3.6. Megakaryopoiesis and thrombopoiesis impairment in ITP

For most of the above-summarized steps of megakaryopoiesis and thrombopoiesis there have been studies showing a potential detrimental effect of ITP autoantibodies (Figure 1B).

3.6.1. Megakaryocyte proliferation, differentiation, and maturation

Mouse monoclonal antibodies anti-human-GPIbα and anti-αvβ3 were shown to inhibit megakaryocyte colony formation from CD34+ cells of healthy subjects in vitro [66]. Similar findings were obtained using plasma from patients with ITP containing anti-GPIb or anti-GPIb and anti-GPIIb/IIIa autoantibodies, an effect in part abolished by platelet adsorption of ITP plasmas, and in the presence of 2 human monoclonal autoantibodies specific for GPIIb/IIIa isolated from patients with ITP [67]. These findings were confirmed by another study showing that coincubation of CD34+ cells from healthy donors with plasma from 12 out of 18 patients with chronic ITP produced a significant decrease in megakaryocyte generation and maturation measured as ploidy. This effect was dose-dependent; it was reproduced with IgG antibodies purified from ITP plasma and was largely suppressed by the adsorption of ITP plasma with immobilized GPIIb/IIIa [68]. Contrasting findings were however reported, including a study in which a subgroup of the ITP plasmas increased in vitro megakaryocyte production while a reduction of megakaryocyte ploidy was confirmed [69]. Moreover, later studies reported normal megakaryocyte maturation in the presence of recalcified plasma from patients with chronic ITP [70] and a monoclonal anti-αvβ3 autoantibody [71]. In summary, the effect of antiplatelet autoantibodies on megakaryocyte proliferation, differentiation, and maturation is quite controversial, perhaps due to the different megakaryocyte culture conditions. These findings are summarized in Table 1.

Table 1.

Summary of the findings on the effect of immune thrombocytopenia plasma on megakaryocyte proliferation, differentiation, and maturation.

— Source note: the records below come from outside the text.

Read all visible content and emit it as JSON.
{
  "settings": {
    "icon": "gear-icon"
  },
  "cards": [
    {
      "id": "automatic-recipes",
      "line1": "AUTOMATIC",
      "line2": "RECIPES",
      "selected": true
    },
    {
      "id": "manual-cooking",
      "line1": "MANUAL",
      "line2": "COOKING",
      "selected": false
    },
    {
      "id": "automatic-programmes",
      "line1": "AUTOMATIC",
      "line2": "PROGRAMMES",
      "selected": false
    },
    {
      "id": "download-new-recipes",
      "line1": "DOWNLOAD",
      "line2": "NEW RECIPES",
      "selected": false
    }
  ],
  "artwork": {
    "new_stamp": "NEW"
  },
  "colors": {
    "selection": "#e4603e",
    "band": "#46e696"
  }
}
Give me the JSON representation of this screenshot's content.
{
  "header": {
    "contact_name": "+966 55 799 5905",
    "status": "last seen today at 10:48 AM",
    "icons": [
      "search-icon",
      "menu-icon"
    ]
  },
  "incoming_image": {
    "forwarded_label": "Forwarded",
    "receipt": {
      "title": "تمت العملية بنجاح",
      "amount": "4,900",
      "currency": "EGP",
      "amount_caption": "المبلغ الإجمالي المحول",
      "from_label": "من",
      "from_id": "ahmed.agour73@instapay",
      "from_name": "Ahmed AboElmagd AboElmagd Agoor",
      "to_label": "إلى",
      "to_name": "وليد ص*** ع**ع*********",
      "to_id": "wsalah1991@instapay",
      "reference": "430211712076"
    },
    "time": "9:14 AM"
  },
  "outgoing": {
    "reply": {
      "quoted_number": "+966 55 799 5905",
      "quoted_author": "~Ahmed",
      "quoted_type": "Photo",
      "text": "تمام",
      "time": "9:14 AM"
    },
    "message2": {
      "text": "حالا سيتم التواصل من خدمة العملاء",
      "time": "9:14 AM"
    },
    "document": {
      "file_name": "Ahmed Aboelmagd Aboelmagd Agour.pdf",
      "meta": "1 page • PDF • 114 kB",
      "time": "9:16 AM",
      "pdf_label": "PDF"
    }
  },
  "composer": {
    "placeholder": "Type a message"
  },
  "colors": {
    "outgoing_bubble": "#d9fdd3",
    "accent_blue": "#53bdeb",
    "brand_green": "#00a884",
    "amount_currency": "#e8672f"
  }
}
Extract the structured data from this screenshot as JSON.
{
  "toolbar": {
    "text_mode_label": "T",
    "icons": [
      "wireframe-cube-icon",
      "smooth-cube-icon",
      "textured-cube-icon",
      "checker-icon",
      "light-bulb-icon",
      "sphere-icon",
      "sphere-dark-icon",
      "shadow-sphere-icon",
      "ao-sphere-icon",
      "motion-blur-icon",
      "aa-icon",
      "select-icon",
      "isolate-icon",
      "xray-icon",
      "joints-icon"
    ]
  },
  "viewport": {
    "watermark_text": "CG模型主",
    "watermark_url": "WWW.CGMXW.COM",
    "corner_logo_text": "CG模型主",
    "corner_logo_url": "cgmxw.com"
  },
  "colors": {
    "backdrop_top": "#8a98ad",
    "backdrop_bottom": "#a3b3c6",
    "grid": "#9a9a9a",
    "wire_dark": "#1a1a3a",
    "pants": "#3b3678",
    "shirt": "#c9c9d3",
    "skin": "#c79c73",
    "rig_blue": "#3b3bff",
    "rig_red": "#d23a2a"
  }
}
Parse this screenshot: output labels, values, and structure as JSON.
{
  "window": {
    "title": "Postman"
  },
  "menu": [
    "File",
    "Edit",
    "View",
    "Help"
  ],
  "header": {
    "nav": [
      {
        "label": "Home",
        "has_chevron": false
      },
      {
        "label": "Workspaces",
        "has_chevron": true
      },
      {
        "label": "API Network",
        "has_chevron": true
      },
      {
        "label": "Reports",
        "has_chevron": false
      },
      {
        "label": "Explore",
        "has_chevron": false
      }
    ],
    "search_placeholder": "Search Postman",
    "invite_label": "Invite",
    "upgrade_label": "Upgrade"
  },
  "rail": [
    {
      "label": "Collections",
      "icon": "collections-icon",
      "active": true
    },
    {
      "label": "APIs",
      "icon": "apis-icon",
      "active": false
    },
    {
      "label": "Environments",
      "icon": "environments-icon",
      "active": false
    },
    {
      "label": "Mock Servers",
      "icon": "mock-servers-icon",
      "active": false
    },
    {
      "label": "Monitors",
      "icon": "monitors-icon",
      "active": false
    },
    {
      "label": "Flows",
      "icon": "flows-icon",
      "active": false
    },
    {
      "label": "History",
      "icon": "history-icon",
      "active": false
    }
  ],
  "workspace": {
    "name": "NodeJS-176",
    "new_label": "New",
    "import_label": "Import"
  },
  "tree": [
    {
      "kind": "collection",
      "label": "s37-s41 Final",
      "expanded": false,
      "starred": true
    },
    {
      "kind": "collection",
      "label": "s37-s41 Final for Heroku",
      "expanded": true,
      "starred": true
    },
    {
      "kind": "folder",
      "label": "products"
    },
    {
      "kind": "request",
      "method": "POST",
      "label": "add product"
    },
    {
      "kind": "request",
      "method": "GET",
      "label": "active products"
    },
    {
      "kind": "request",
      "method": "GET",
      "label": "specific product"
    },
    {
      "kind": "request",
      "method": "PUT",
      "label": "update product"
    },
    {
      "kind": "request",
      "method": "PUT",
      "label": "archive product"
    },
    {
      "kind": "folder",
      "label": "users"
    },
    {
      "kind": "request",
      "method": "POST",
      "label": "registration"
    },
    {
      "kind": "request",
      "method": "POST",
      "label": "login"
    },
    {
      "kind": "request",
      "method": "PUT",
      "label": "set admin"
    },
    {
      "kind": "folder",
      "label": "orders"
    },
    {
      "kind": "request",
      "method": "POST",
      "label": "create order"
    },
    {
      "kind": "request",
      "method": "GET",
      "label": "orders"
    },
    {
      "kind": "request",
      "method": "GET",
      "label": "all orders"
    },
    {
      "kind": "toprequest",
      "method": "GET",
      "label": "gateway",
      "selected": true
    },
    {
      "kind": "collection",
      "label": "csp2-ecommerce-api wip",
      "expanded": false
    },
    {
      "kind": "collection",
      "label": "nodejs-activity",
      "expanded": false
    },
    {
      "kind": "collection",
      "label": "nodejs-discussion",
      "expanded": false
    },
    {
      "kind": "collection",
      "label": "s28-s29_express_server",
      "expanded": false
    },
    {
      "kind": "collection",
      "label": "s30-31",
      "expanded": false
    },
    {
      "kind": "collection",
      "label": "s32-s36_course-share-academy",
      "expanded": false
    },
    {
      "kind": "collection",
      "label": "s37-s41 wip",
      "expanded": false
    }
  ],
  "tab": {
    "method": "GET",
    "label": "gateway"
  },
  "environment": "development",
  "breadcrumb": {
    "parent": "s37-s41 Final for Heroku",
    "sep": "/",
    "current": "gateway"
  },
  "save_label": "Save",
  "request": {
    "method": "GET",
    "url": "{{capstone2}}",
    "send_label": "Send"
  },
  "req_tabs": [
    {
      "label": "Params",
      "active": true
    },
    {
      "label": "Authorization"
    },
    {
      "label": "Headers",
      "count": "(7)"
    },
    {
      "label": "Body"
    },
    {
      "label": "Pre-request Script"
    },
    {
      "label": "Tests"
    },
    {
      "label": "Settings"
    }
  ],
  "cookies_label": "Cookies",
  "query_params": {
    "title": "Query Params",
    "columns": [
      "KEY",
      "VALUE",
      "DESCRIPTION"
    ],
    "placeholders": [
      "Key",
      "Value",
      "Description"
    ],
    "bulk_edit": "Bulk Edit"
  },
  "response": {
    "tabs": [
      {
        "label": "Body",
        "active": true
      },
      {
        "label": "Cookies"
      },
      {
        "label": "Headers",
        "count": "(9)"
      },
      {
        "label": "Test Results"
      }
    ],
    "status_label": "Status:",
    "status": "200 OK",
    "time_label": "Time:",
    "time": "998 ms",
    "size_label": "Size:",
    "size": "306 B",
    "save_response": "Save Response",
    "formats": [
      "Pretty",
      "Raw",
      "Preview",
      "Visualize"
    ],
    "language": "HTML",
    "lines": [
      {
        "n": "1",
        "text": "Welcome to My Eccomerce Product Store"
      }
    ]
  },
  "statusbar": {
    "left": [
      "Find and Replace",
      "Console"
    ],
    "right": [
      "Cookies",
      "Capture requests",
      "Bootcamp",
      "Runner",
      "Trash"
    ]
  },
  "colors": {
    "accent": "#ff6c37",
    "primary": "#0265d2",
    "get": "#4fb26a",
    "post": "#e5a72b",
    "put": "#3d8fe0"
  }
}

Autoantibody source Megakaryocyte source Findings Reference
Mouse monoclonal antibodies anti-human-GPIbα and anti-αvβ3 Peripheral blood CD34+ cells Inhibition of megakaryocyte colony formation. [66]
53 ITP plasma 5 GPIIb/IIIa+, 14 GPIb/IX/V+, 19 GPIIb/IIIa+, GPIb/IX/V+, 15 negative Venous cord blood CD34+ cells Inhibition of megakaryocyte colony formation. [67]
18 chronic ITP plasma vs control plasma 9 GPIIb/IIIa+, 5 GPIb/IX/V+, 3 GPIIb/IIIa+, GPIb/IX/V+,1 ND Peripheral blood CD34+ cells Inhibition of megakaryocyte colony formation.
Decreased megakaryocyte maturation.		 [68]
49 chronic ITP plasma vs control plasma 12 GPIIb/IIIa+, 9 GPIb/IX/V+, 8 GPIIb/IIIa+, GPIb/IX/V+, 20 negative Human umbilical cord blood CD34+ cells Normal megakaryocyte colony formation.
Decreased megakaryocyte maturation.		 [69]
21 recalcified chronic ITP plasma vs recalcified control plasma 4 GPIIb/IIIa+, 1 GPIb/IX/V+, 1 GPIaIIa+, 2 GPIIb/IIIa+, GPIaIIa+, 13 negative Human umbilical cord blood CD34+ cells Normal megakaryocyte maturation. [70]
Monoclonal anti-αvβ3 autoantibody Human umbilical cord blood CD34+ cells Normal megakaryocyte maturation. [71]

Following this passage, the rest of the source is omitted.